Cranfield University, Centre for Defence Chemistry, Defence Academy of the United Kingdom, Shrivenham SN6 7LA, UK.
Cranfield University, Centre for Defence Chemistry, Defence Academy of the United Kingdom, Shrivenham SN6 7LA, UK.
Sci Total Environ. 2018 Jun 1;625:1264-1271. doi: 10.1016/j.scitotenv.2017.12.264. Epub 2018 Jan 12.

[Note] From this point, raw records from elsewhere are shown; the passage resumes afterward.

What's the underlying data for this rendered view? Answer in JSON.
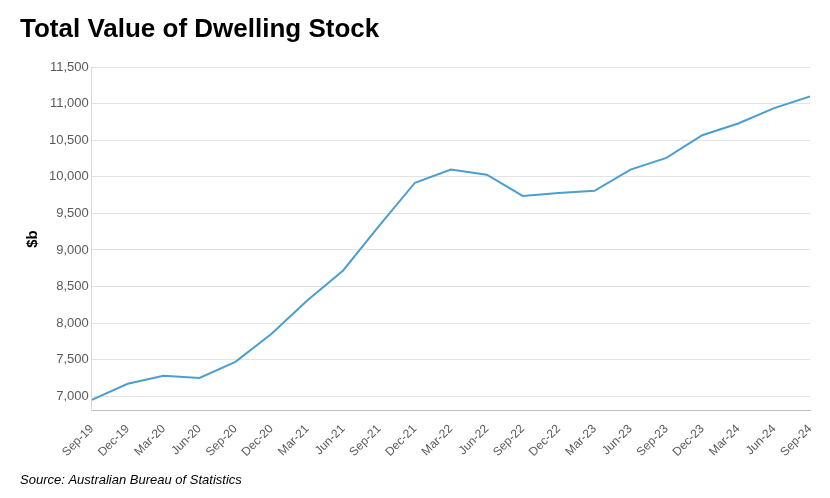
{
  "chart_data": {
    "type": "line",
    "title": "Total Value of Dwelling Stock",
    "y_label": "$b",
    "source": "Source: Australian Bureau of Statistics",
    "categories": [
      "Sep-19",
      "Dec-19",
      "Mar-20",
      "Jun-20",
      "Sep-20",
      "Dec-20",
      "Mar-21",
      "Jun-21",
      "Sep-21",
      "Dec-21",
      "Mar-22",
      "Jun-22",
      "Sep-22",
      "Dec-22",
      "Mar-23",
      "Jun-23",
      "Sep-23",
      "Dec-23",
      "Mar-24",
      "Jun-24",
      "Sep-24"
    ],
    "values": [
      6950,
      7170,
      7280,
      7250,
      7470,
      7850,
      8310,
      8720,
      9330,
      9920,
      10100,
      10030,
      9740,
      9780,
      9810,
      10100,
      10260,
      10570,
      10730,
      10940,
      11100
    ],
    "color": "#4a9fd0",
    "ylim": [
      6800,
      11500
    ],
    "yticks": [
      {
        "value": 7000,
        "label": "7,000"
      },
      {
        "value": 7500,
        "label": "7,500"
      },
      {
        "value": 8000,
        "label": "8,000"
      },
      {
        "value": 8500,
        "label": "8,500"
      },
      {
        "value": 9000,
        "label": "9,000"
      },
      {
        "value": 9500,
        "label": "9,500"
      },
      {
        "value": 10000,
        "label": "10,000"
      },
      {
        "value": 10500,
        "label": "10,500"
      },
      {
        "value": 11000,
        "label": "11,000"
      },
      {
        "value": 11500,
        "label": "11,500"
      }
    ],
    "grid": true
  }
}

Contamination of military ranges by the use of explosives can lead to irreversible environmental damage, specifically to soil and groundwater. The fate and effects of traditional explosive residues are well understood, while less is known about the impact of Insensitive High Explosives (IHEs) that are currently being brought into military service. Current research has focussed on the investigation of individual constituents of IHE formulations, which may not be representative of real-world scenarios when explosive residues will be deposited together. Therefore, this study investigated the fate and transport of the combined IHE constituents 2,4-dinitroanisole (DNAN), 1-nitroguanidine (NQ) and 3-nitro-1,2,4-triazol-5-one (NTO) in two UK soil types. Static experiments ran for 9weeks to determine the fate of the combined explosive constituents in soil by monitoring the rate of degradation. Transport was examined by running soil column experiments for 5weeks, with a watering regime equivalent to the average yearly UK rainfall. Both static and soil column experiments confirmed that DNAN and NTO started to degrade within twenty-four hours in soil with high organic content, and were both completely degraded within sixty days. NQ was more stable, with 80% of the original material recovered after sixty days. The major degradation product of DNAN in the test soils was 2-amino-4-nitroanisole (2-ANAN), with trace amounts of 4-amino-2-nitroanisole. NTO was rapidly degraded in soil with high organic content, although no degradation products were identified. Results supported work from literature on the individual constituents DNAN, NQ and NTO suggesting that the three explosives in combination did not interact with each other when in soil. This study should provide a useful insight into the behaviour of three combined Insensitive High Explosive constituents for the predication of soil and water contamination during military training.
军事靶场使用爆炸物的污染可能导致不可逆转的环境破坏,特别是对土壤和地下水。传统爆炸残留物的命运和影响已经得到很好的理解,而对目前正在投入军事用途的钝感高爆炸物(IHE)的影响了解较少。目前的研究集中在调查 IHE 配方的个别成分上,当爆炸残留物一起沉积时,这些成分可能无法代表实际情况。因此,本研究调查了两种英国土壤类型中组合的 IHE 成分 2,4-二硝基苯甲醚(DNAN)、1-硝胍(NQ)和 3-硝基-1,2,4-三唑-5-酮(NTO)的命运和迁移。静态实验持续了 9 周,通过监测降解速度来确定组合爆炸物成分在土壤中的命运。通过进行为期 5 周的土壤柱实验来研究迁移,淋溶制度相当于英国每年的平均降雨量。静态和土壤柱实验都证实,DNAN 和 NTO 在高有机含量的土壤中,在二十四小时内开始降解,并且在六十天内完全降解。NQ 更稳定,六十天后回收了原始材料的 80%。DNAN 在测试土壤中的主要降解产物是 2-氨基-4-硝基苯甲醚(2-ANAN),痕量的 4-氨基-2-硝基苯甲醚。NTO 在高有机含量的土壤中迅速降解,尽管没有鉴定出降解产物。结果支持了关于单独成分 DNAN、NQ 和 NTO 的文献工作,表明三种爆炸物在组合时在土壤中不会相互作用。本研究应为预测军事训练期间土壤和水污染提供有关三种组合的钝感高爆炸物成分的行为的有用见解。